Malam ini aku benar-benar menyadari bahwa selama ini hanya Bian yang tetap ada di hatiku bagaimanapun keadaannya. Dialah satu-satunya lelaki yang aku butuhkan dalam hidupku. Tapi selama ini kenyataan selalu berteriak di telingaku bahwa dia juga satu-satunya orang yang tak boleh aku dapatkan. Dialah yang membuatku tahu bagaimana rasanya mencintai seseorang yang tak boleh dicintai. Dulu keadaan seperti ini membuatku merasa bahwa hidup ini tak adil. Tapi malam ini, aku bersyukur bahwa Allah sudah memberikan hidup yang seadil-adilnya untukku dan untuk Bian. Dengan kehidupan yang saat ini dijalani masing-masing, ketika tiga bulan lagi mailakat kecil Bian terdengar suara tangis kencangnya, ada ibunya yang pasti mendampinginya saat dia di baptis. Dan aku? Ketika kelak aku menikah, hamil dan melahirkan mailakat kecilku, aku tak perlu risau karena ada ayahnya yang akan melafalkan Adzan di telinga mungilnya.
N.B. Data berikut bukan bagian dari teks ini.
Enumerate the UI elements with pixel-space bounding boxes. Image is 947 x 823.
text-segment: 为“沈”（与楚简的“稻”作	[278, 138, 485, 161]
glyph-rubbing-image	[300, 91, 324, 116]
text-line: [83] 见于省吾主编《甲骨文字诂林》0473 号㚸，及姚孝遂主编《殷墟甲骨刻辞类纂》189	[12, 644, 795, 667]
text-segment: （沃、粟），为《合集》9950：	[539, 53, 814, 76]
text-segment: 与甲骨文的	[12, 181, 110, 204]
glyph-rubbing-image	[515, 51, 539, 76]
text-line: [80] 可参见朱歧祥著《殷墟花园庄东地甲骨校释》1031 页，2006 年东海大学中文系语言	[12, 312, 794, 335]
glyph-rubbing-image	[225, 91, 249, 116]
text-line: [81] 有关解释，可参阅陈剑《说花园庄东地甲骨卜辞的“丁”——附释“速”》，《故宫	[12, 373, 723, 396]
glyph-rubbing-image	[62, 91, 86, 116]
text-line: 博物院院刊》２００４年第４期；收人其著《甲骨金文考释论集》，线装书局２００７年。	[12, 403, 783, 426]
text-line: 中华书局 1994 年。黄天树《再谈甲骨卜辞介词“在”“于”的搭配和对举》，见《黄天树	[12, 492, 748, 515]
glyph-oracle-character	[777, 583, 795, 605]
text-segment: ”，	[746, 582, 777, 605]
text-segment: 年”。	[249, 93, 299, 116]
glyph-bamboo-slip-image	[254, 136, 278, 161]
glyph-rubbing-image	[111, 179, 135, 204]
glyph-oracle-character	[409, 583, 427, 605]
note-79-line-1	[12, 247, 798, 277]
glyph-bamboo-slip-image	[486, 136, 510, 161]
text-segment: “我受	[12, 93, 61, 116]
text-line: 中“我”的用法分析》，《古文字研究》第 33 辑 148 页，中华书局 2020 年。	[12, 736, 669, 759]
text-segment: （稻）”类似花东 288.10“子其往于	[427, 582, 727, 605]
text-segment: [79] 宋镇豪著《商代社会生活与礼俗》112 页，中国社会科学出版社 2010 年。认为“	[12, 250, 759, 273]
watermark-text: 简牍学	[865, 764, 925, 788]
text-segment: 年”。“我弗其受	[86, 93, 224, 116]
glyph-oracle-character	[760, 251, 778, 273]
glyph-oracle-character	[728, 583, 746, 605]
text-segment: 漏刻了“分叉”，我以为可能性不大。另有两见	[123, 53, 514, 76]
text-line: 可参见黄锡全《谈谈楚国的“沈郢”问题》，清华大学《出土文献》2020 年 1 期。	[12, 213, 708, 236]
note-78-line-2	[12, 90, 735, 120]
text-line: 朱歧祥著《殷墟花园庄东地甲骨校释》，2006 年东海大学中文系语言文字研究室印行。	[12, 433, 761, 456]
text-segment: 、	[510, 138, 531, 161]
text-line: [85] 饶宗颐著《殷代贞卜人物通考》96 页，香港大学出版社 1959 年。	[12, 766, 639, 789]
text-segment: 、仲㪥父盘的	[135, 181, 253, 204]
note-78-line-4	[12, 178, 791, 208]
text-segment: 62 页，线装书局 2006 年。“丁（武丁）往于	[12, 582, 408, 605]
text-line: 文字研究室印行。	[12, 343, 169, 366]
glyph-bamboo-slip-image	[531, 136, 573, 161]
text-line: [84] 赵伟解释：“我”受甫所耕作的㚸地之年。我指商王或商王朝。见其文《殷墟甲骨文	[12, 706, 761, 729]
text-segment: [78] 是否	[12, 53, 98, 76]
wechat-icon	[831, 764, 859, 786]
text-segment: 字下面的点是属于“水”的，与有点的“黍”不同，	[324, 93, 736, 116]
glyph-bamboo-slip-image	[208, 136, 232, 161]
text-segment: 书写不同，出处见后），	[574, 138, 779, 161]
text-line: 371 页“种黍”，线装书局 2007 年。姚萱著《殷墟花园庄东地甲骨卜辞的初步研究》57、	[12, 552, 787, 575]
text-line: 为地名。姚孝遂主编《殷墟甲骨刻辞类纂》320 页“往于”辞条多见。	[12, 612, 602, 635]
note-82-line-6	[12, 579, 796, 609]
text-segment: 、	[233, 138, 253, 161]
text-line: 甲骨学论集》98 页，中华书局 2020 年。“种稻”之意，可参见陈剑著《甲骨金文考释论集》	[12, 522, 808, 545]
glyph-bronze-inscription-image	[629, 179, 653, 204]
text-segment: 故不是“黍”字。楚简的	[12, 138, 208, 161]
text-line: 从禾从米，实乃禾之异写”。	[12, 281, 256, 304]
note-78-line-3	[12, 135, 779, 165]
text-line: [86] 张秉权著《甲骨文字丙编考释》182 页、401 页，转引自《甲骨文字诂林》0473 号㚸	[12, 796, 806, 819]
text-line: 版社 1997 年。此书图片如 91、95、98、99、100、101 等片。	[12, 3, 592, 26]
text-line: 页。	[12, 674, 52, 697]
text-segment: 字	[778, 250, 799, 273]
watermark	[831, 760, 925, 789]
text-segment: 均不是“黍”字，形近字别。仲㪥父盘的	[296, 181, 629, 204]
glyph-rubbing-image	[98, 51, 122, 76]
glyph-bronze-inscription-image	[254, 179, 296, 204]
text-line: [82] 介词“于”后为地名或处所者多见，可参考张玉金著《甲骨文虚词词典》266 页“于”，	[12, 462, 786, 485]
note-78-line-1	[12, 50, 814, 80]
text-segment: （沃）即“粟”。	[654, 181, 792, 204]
Deru mobil yang berpacu dengan suara klakson kendaraan-kendaraan yang sedang lewat menjadi irama yang paling indah di telinga kami. Dan pundak Bian juga masih menjadi tempat ternyamanku untuk merebahkan segala penat dan sesak yang selama ini hanya aku pendam sendiri.